During the winter in the month of January he was seized with fever and took to his bed. He at once prescribed for himself, as he always did when he was attacked by fever, an abstinence from food, thinking that by a privation of this kind the disease might be banished or in any case reduced, but the pain increased until his side was inflamed (the Greeks call it “pleurisy”). Yet he continued to starve himself, keeping himself alive by an occasional draught until the seventh day after he had taken to his bed. He then received the holy communion and died on the 28th of January at nine o’clock, in the seventy-second year of his age and in the forty-seventh year of his reign (814).

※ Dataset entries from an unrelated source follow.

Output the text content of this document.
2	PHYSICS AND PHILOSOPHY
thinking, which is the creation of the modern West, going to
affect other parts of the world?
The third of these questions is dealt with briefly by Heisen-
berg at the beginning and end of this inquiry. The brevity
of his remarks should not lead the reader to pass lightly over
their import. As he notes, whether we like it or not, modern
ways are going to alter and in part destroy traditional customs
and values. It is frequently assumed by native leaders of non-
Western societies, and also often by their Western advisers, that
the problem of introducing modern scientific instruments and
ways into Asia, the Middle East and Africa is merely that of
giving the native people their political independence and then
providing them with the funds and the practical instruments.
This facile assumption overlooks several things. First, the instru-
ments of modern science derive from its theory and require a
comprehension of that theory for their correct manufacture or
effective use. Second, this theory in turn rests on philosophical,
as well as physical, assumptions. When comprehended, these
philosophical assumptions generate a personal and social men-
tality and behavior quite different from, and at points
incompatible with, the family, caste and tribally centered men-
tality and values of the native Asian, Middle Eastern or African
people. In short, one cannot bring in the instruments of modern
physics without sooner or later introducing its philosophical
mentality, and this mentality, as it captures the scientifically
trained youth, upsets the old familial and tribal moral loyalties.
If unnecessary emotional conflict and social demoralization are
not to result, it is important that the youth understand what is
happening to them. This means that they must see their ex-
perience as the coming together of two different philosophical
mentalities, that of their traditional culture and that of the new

They solemnly washed and tended his body, laying it in the church where it was buried amid the great grief of the whole nation. At first men doubted where he ought to rest, since he himself in his lifetime had left no directions in the matter. At last the minds of all were satisfied that nowhere could he more fitly be buried than in that church which he had built at his own cost at Aachen from his love of God and our Lord Jesus Christ and to the glory of the ever blessed Virgin his mother. Here then he was buried on the same day that he died. Above his tomb was erected a gilded monument with his effigy and title upon it. This famous title runs thus:

UNDER THIS TOMB LIES THE BODY OF


CHARLES THE GREAT AND ORTHODOX EMPEROR


WHO GLORIOUSLY ENLARGED THE REALM OF THE FRANKS AND


FORTUNATELY ORDERED THE KINGDOM FOR FORTY-SEVEN YEARS


HE HAD PASSED THE AGE OF SEVENTY WHEN HE DIED


JAN. XXVIII IN THE YEAR OF OUR LORD DCCC XIIII


INDICTION VII

PORTENTS OF CHARLEMAGNE’S DEATH

There were many portents of his approaching death, for not only others, but the king himself felt them. During the whole of his last three years there were eclipses both of the sun and of the moon, and certain spots of blackish hue were seen in the sun for the space of seven days. The portico which he had built with great labour between the church and the palace fell in a sudden and complete ruin from top to bottom on the day of the ascension of our Lord.